人生がときめく片づけの魔法

近藤 麻理恵

買った物、もらった物、思い入れのある物など、捨てられず溜まっていく一方で、知らぬ間に部屋が圧迫され息苦しく感じられるようになっていく。「片づけなきゃ」と思い一念発起して腕まくりをするが、今度は何から手を付けたらいいのか、どれを残してどれを捨てればいいのかわからない。結局、片付け熱は一気に冷め、また買っては積み上げ、もらっては引き出しに詰めていく日常に逆戻り。本書は、こうした誰でも持っている片づけに関する悩みやコンプレックスを一刀両断し、単なる片づけのメソッドだけでなく、その対象となる物との向き合い方にも言及している。

「手に取ってみてときめかなかったら捨ててください」。著者の近藤麻理恵氏は、洋服、本、雑貨、電化製品、写真など、どんなジャンルの私有物に対しても、すべてこのひと言で片づける。そうは言っても、いつまた着るかもしてないし、いつかはこの本で勉強しようと思っているし、捨てるんだったらもったいないから家族にあげます――。近藤氏がコンサルタントとして赴いた家庭では、例の台詞を言うとたいていこうした反応が返ってくるという。これに対しての返答は明確で、ときめかない服は絶対に着ない、「いつか」は絶対にやってこない、愛着のないお古を押しつけられる家族にしてみれば迷惑だ、とこうだ。

しかし、ただ無感情に捨てればいいというものでもない。後ろ髪引かれつつ捨てることになった物たちに対しては、その一つひとつに本当の役割を考えてあげることで気持ちよく捨てられる。どういうことかというと、「買った瞬間にときめかせてくれてありがとう」「私に似合わないタイプの服を教えてくれてありがとう」と、それが実際に自分の手元に来ることになった経緯と効果について考え、果たしてくれた役割に感謝の気持ちを持つことで物との関係に“片をつけられる”というのだ。物に対してときめくかなんて、感受性の高い女性らしい発想だとは思うが、実際この手法で45リットルのゴミ袋何十袋分捨てられ部屋がすっきりして気分や体調も良くなったという体験談がほとんどで、リバウンドやクレームが一切ないというから驚きだ。
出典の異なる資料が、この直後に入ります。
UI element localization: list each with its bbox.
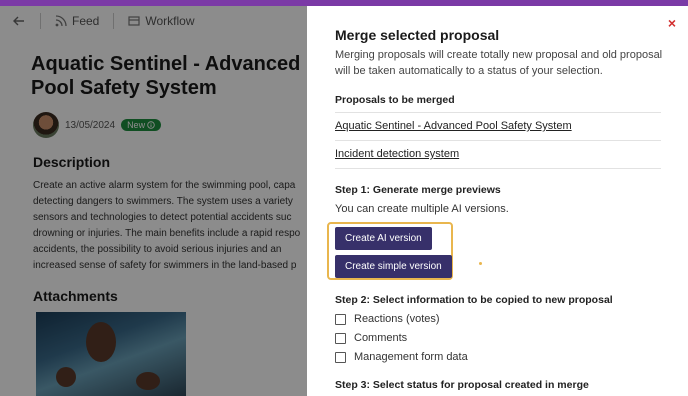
option-management-form[interactable]: Management form data [335, 351, 468, 363]
step1-text: You can create multiple AI versions. [335, 203, 509, 215]
option-label: Management form data [354, 351, 468, 363]
comments-checkbox[interactable] [335, 332, 346, 344]
step1-heading: Step 1: Generate merge previews [335, 184, 501, 196]
step2-heading: Step 2: Select information to be copied … [335, 294, 613, 306]
modal-backdrop[interactable] [0, 6, 307, 396]
divider [335, 168, 661, 169]
panel-intro: Merging proposals will create totally ne… [335, 49, 663, 77]
divider [335, 140, 661, 141]
option-label: Comments [354, 332, 408, 344]
step3-heading: Step 3: Select status for proposal creat… [335, 379, 589, 391]
option-comments[interactable]: Comments [335, 332, 407, 344]
create-simple-version-button[interactable]: Create simple version [335, 255, 452, 278]
option-reactions[interactable]: Reactions (votes) [335, 313, 440, 325]
create-ai-version-button[interactable]: Create AI version [335, 227, 432, 250]
reactions-checkbox[interactable] [335, 313, 346, 325]
option-label: Reactions (votes) [354, 313, 440, 325]
proposals-heading: Proposals to be merged [335, 94, 455, 106]
proposal-link[interactable]: Incident detection system [335, 148, 459, 160]
cursor-marker [479, 262, 482, 265]
divider [335, 112, 661, 113]
management-form-checkbox[interactable] [335, 351, 346, 363]
panel-title: Merge selected proposal [335, 27, 500, 43]
proposal-link[interactable]: Aquatic Sentinel - Advanced Pool Safety … [335, 120, 572, 132]
close-icon[interactable]: × [668, 16, 676, 30]
merge-proposal-panel: × Merge selected proposal Merging propos… [307, 6, 688, 396]
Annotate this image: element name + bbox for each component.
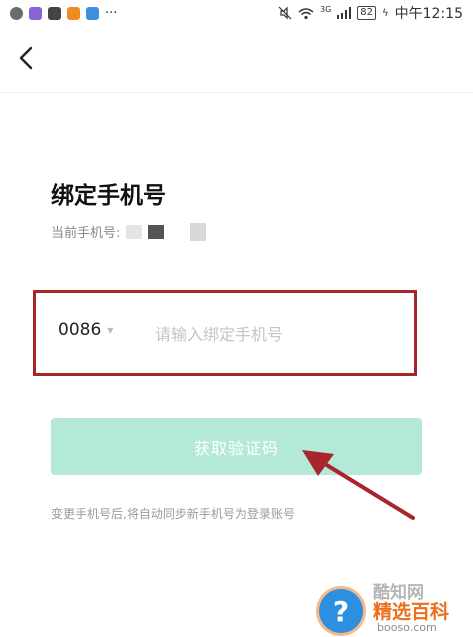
mail-app-icon [48,6,61,20]
store-app-icon [67,6,80,20]
battery-indicator: 82 [357,6,377,20]
country-code-value: 0086 [58,320,102,340]
signal-icon [337,7,352,19]
question-mark-icon: ? [319,589,363,633]
message-app-icon [10,6,23,20]
browser-app-icon [29,6,42,20]
watermark-url: booso.com [377,621,437,634]
nav-bar [0,26,473,93]
masked-phone-number [126,224,143,239]
back-button[interactable] [12,42,40,74]
system-status: 3G 82 ϟ 中午12:15 [278,3,463,23]
wifi-icon [298,7,314,19]
status-bar: ··· 3G 82 ϟ 中午12:15 [0,0,473,26]
shield-app-icon [86,6,99,20]
caret-down-icon: ▼ [107,325,114,335]
masked-phone-number [148,224,165,239]
page-title: 绑定手机号 [51,183,166,209]
chevron-left-icon [19,46,33,70]
notification-icons: ··· [10,6,117,21]
watermark-brand: 精选百科 [373,601,450,623]
watermark: ? 酷知网 精选百科 booso.com [315,575,473,637]
current-phone-label: 当前手机号: [51,226,121,241]
network-type-label: 3G [320,4,332,14]
phone-input-highlight: 0086 ▼ [33,290,417,376]
phone-number-input[interactable] [153,315,397,353]
country-code-select[interactable]: 0086 ▼ [58,320,113,340]
mute-icon [278,6,292,20]
masked-phone-number [190,222,207,241]
get-verification-code-button[interactable]: 获取验证码 [51,418,422,475]
current-phone-row: 当前手机号: [51,222,207,241]
clock: 中午12:15 [394,6,463,22]
charging-icon: ϟ [382,7,389,19]
more-notifications-icon: ··· [105,5,118,21]
sync-notice: 变更手机号后,将自动同步新手机号为登录账号 [51,507,295,521]
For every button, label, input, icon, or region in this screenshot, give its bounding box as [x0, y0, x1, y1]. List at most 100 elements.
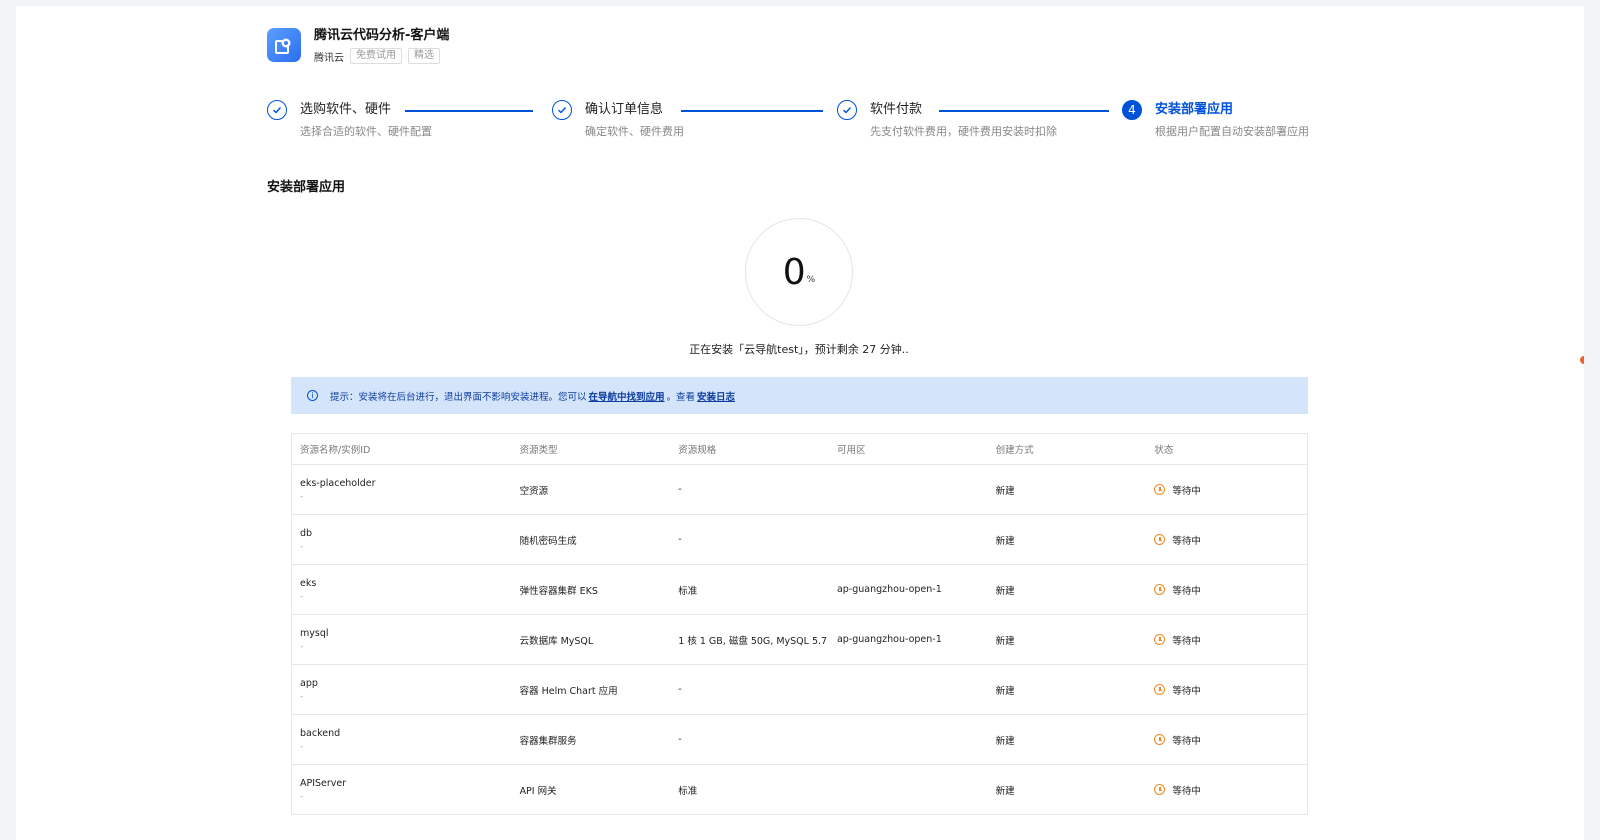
- status-text: 等待中: [1172, 685, 1201, 697]
- resource-name-cell: APIServer -: [292, 778, 512, 802]
- availability-zone: ap-guangzhou-open-1: [836, 634, 942, 645]
- info-alert: i 提示：安装将在后台进行，退出界面不影响安装进程。您可以 在导航中找到应用 。…: [291, 377, 1308, 414]
- creation-method: 新建: [995, 485, 1015, 497]
- resource-name-cell: app -: [292, 678, 512, 702]
- step-desc: 先支付软件费用，硬件费用安装时扣除: [870, 125, 1057, 138]
- status-cell: 等待中: [1146, 633, 1307, 647]
- instance-id: -: [300, 491, 304, 502]
- resource-name: db: [300, 527, 313, 539]
- product-header: 腾讯云代码分析-客户端 腾讯云 免费试用 精选: [267, 28, 449, 64]
- clock-icon: [1154, 734, 1166, 745]
- table-row: mysql - 云数据库 MySQL 1 核 1 GB, 磁盘 50G, MySQL …: [292, 614, 1307, 664]
- resource-name-cell: mysql -: [292, 628, 512, 652]
- resource-type: 容器 Helm Chart 应用: [519, 685, 618, 697]
- alert-text: 提示：安装将在后台进行，退出界面不影响安装进程。您可以: [330, 391, 587, 403]
- resource-name: backend: [300, 727, 341, 739]
- instance-id: -: [300, 791, 304, 802]
- status-text: 等待中: [1172, 785, 1201, 797]
- product-title: 腾讯云代码分析-客户端: [314, 28, 450, 43]
- resource-spec: -: [678, 484, 682, 495]
- progress-ring: 0 %: [745, 218, 853, 326]
- column-header: 资源类型: [519, 445, 558, 456]
- resource-type: 容器集群服务: [519, 735, 577, 747]
- clock-icon: [1154, 634, 1166, 645]
- clock-icon: [1154, 784, 1166, 795]
- resource-name-cell: eks -: [292, 578, 512, 602]
- clock-icon: [1154, 534, 1166, 545]
- resource-name: eks-placeholder: [300, 477, 376, 489]
- status-text: 等待中: [1172, 635, 1201, 647]
- tag-featured: 精选: [408, 48, 440, 64]
- column-header: 资源规格: [678, 445, 717, 456]
- tag-free-trial: 免费试用: [350, 48, 402, 64]
- creation-method: 新建: [995, 735, 1015, 747]
- check-icon: [552, 100, 572, 120]
- creation-method: 新建: [995, 635, 1015, 647]
- find-app-link[interactable]: 在导航中找到应用: [589, 389, 665, 403]
- status-cell: 等待中: [1146, 683, 1307, 697]
- clock-icon: [1154, 584, 1166, 595]
- status-cell: 等待中: [1146, 783, 1307, 797]
- creation-method: 新建: [995, 685, 1015, 697]
- table-header: 资源名称/实例ID 资源类型 资源规格 可用区 创建方式 状态: [292, 434, 1307, 464]
- progress-unit: %: [806, 275, 816, 285]
- product-vendor: 腾讯云: [314, 52, 344, 64]
- alert-text-middle: 。查看: [666, 391, 696, 403]
- install-log-link[interactable]: 安装日志: [697, 389, 735, 403]
- resource-spec: -: [678, 684, 682, 695]
- section-title: 安装部署应用: [267, 180, 346, 195]
- app-logo-icon: [275, 38, 291, 54]
- clock-icon: [1154, 484, 1166, 495]
- step-title: 安装部署应用: [1155, 102, 1234, 117]
- creation-method: 新建: [995, 585, 1015, 597]
- instance-id: -: [300, 591, 304, 602]
- step-2: 确认订单信息 确定软件、硬件费用: [552, 100, 684, 139]
- steps: 选购软件、硬件 选择合适的软件、硬件配置 确认订单信息 确定软件、硬件费用 软件…: [267, 100, 1347, 150]
- status-cell: 等待中: [1146, 583, 1307, 597]
- instance-id: -: [300, 641, 304, 652]
- column-header: 资源名称/实例ID: [300, 445, 371, 456]
- progress-value: 0: [782, 251, 806, 293]
- step-connector: [939, 110, 1109, 112]
- availability-zone: ap-guangzhou-open-1: [836, 584, 942, 595]
- status-text: 等待中: [1172, 535, 1201, 547]
- step-1: 选购软件、硬件 选择合适的软件、硬件配置: [267, 100, 432, 139]
- resource-type: 云数据库 MySQL: [519, 635, 594, 647]
- step-desc: 确定软件、硬件费用: [585, 125, 684, 138]
- column-header: 可用区: [836, 445, 866, 456]
- product-logo: [267, 28, 301, 62]
- table-row: app - 容器 Helm Chart 应用 - 新建 等待中: [292, 664, 1307, 714]
- table-row: backend - 容器集群服务 - 新建 等待中: [292, 714, 1307, 764]
- instance-id: -: [300, 741, 304, 752]
- step-connector: [681, 110, 823, 112]
- resource-type: 空资源: [519, 485, 549, 497]
- info-icon: i: [307, 390, 318, 401]
- status-cell: 等待中: [1146, 733, 1307, 747]
- status-cell: 等待中: [1146, 533, 1307, 547]
- step-title: 确认订单信息: [585, 102, 664, 117]
- resource-spec: -: [678, 534, 682, 545]
- instance-id: -: [300, 691, 304, 702]
- resource-name: APIServer: [300, 777, 347, 789]
- edge-indicator: [1580, 356, 1584, 364]
- page: 腾讯云代码分析-客户端 腾讯云 免费试用 精选 选购软件、硬件 选择合适的软件、…: [16, 6, 1584, 840]
- resource-spec: 标准: [678, 585, 698, 597]
- step-connector: [405, 110, 533, 112]
- column-header: 状态: [1154, 445, 1174, 456]
- progress-status-text: 正在安装「云导航test」，预计剩余 27 分钟..: [689, 343, 909, 356]
- creation-method: 新建: [995, 535, 1015, 547]
- resource-name-cell: db -: [292, 528, 512, 552]
- step-number-badge: 4: [1122, 100, 1142, 120]
- step-3: 软件付款 先支付软件费用，硬件费用安装时扣除: [837, 100, 1057, 139]
- status-text: 等待中: [1172, 485, 1201, 497]
- status-text: 等待中: [1172, 735, 1201, 747]
- table-body: eks-placeholder - 空资源 - 新建 等待中 db - 随机密码生成 - 新建 等待中…: [292, 464, 1307, 814]
- check-icon: [267, 100, 287, 120]
- instance-id: -: [300, 541, 304, 552]
- resource-spec: 1 核 1 GB, 磁盘 50G, MySQL 5.7: [678, 635, 828, 647]
- column-header: 创建方式: [995, 445, 1034, 456]
- status-text: 等待中: [1172, 585, 1201, 597]
- resource-type: 随机密码生成: [519, 535, 577, 547]
- resource-type: API 网关: [519, 785, 557, 797]
- resource-type: 弹性容器集群 EKS: [519, 585, 598, 597]
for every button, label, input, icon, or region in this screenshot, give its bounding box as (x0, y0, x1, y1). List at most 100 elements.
近藤氏はさらに、捨てられない原因は「過去に対する執着」と「未来に対する不安」にあるという。自分にとって必要な物、求めているものが見えていないから不必要な物だけが増えていくからであり、その結果、物理的にも精神的にもどんどんいらない物で埋め尽されていく。要するに、片づけられないということは自分自身と真剣に向き合ったことがないことに起因するというわけだ。だから、自分のみの周りにあるものを手に取って、心がときめくかという対話をすることで、そのものだけでなく自分自身と向き合っていく。それでときめいた物、本当に必要としている物こそ残すべきであり、そうでないものとは決別する。片づけとは、自分自身を見つめ直す棚卸しの作業に他ならないのだ。

私自身、つい最近新しいアパートに引っ越しをしたばかり。引っ越す前の段階で相当量のゴミを処分したつもりだが、それでもまだ置き場所不定で床に置きっぱなしの物がかなりある。これは私が人間的に相当未熟である証拠であろう。いい機会だ。さっそく明日にでも大きめのゴミ袋を買ってくるとしよう。